# Encyclopedia of Color Science and Technology

2016 Edition
| Editors: Ming Ronnier Luo

# Bayesian Approaches to Color Category Learning

Reference work entry
DOI: https://doi.org/10.1007/978-1-4419-8071-7_60

## Definition

Bayesian approaches to color category learning formalize learning as a problem of Bayesian inference, requiring the learner to form generalizations that go beyond observed examples of members of a category. This formal framework can be used to make predictions about both individual judgments and how populations form color categories.

## Color Category Learning

One of the challenges that children face as they acquire a language is discovering how words are used to refer to different colors. While human languages demonstrate variation in how they partition the space of colors, there are also clear regularities in the kinds of systems of color categories that are used [1]. This raises two important questions: How might color categories be learned? And how might regularities in systems of color categories across languages be explained?

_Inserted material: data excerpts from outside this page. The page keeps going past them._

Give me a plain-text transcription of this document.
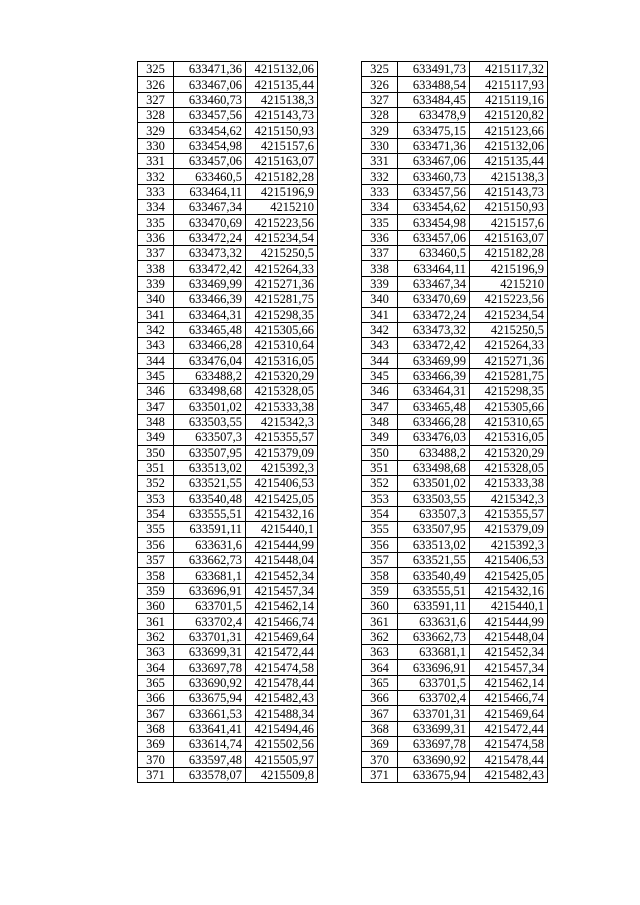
325	633471,36	4215132,06
326	633467,06	4215135,44
327	633460,73	4215138,3
328	633457,56	4215143,73
329	633454,62	4215150,93
330	633454,98	4215157,6
331	633457,06	4215163,07
332	633460,5	4215182,28
333	633464,11	4215196,9
334	633467,34	4215210
335	633470,69	4215223,56
336	633472,24	4215234,54
337	633473,32	4215250,5
338	633472,42	4215264,33
339	633469,99	4215271,36
340	633466,39	4215281,75
341	633464,31	4215298,35
342	633465,48	4215305,66
343	633466,28	4215310,64
344	633476,04	4215316,05
345	633488,2	4215320,29
346	633498,68	4215328,05
347	633501,02	4215333,38
348	633503,55	4215342,3
349	633507,3	4215355,57
350	633507,95	4215379,09
351	633513,02	4215392,3
352	633521,55	4215406,53
353	633540,48	4215425,05
354	633555,51	4215432,16
355	633591,11	4215440,1
356	633631,6	4215444,99
357	633662,73	4215448,04
358	633681,1	4215452,34
359	633696,91	4215457,34
360	633701,5	4215462,14
361	633702,4	4215466,74
362	633701,31	4215469,64
363	633699,31	4215472,44
364	633697,78	4215474,58
365	633690,92	4215478,44
366	633675,94	4215482,43
367	633661,53	4215488,34
368	633641,41	4215494,46
369	633614,74	4215502,56
370	633597,48	4215505,97
371	633578,07	4215509,8
325	633491,73	4215117,32
326	633488,54	4215117,93
327	633484,45	4215119,16
328	633478,9	4215120,82
329	633475,15	4215123,66
330	633471,36	4215132,06
331	633467,06	4215135,44
332	633460,73	4215138,3
333	633457,56	4215143,73
334	633454,62	4215150,93
335	633454,98	4215157,6
336	633457,06	4215163,07
337	633460,5	4215182,28
338	633464,11	4215196,9
339	633467,34	4215210
340	633470,69	4215223,56
341	633472,24	4215234,54
342	633473,32	4215250,5
343	633472,42	4215264,33
344	633469,99	4215271,36
345	633466,39	4215281,75
346	633464,31	4215298,35
347	633465,48	4215305,66
348	633466,28	4215310,65
349	633476,03	4215316,05
350	633488,2	4215320,29
351	633498,68	4215328,05
352	633501,02	4215333,38
353	633503,55	4215342,3
354	633507,3	4215355,57
355	633507,95	4215379,09
356	633513,02	4215392,3
357	633521,55	4215406,53
358	633540,49	4215425,05
359	633555,51	4215432,16
360	633591,11	4215440,1
361	633631,6	4215444,99
362	633662,73	4215448,04
363	633681,1	4215452,34
364	633696,91	4215457,34
365	633701,5	4215462,14
366	633702,4	4215466,74
367	633701,31	4215469,64
368	633699,31	4215472,44
369	633697,78	4215474,58
370	633690,92	4215478,44
371	633675,94	4215482,43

Learning color categories is an inductive problem, requiring learners to make an inference from labeled examples of colors to a full system of color categories. As in other domains of perception [2], an “ideal observer” model can be used to explore the optimal solution to this problem. Let h denote a hypothesis about a possible system of color categories and d the observed data – a set of labeled examples (such as “This color is blue, and this color is yellow”). If learners represent the degree of belief in the truth of each hypothesis with a probability, P(h), then the ideal solution to the problem of updating these beliefs in light of the data d is provided by Bayes’ rule:
$$P\left(h,\Big|,d\right)=\frac{P\left(d,\Big|,h\right)P(h)}{{\displaystyle {\sum}_{h^{\prime }}P\left(d,\Big|,{h}^{\prime}\right)P\left({h}^{\prime}\right)}}$$
where P(h|d) (known as the posterior probability, in contrast to the prior probability P(h)) indicates the degree of belief assigned to h after observing d and P(d|h) (known as the likelihood) indicates the probability of seeing d if h were true.

The sum in the denominator of Bayes’ rule ranges over all possible hypotheses and ensures that P(h|d) is a valid probability distribution, summing to 1. The key idea behind Bayes’ rule can be obtained by ignoring this constant and simply inspecting the numerator: The new beliefs of the learner result from combining the previous beliefs, captured in the prior distribution P(h), with the probability of the observed data under each hypothesis, expressed by the likelihood P(d|h). The prior distribution captures the expectations of the learner, but also indicates which hypotheses are easy or hard to learn. A hypothesis that has low prior probability requires stronger evidence (in the form of a higher likelihood) to end up with a high posterior probability and so will be harder to learn. The prior distribution thus provides a way of encoding the perceptual or learning biases of the learner, favoring some hypotheses over others.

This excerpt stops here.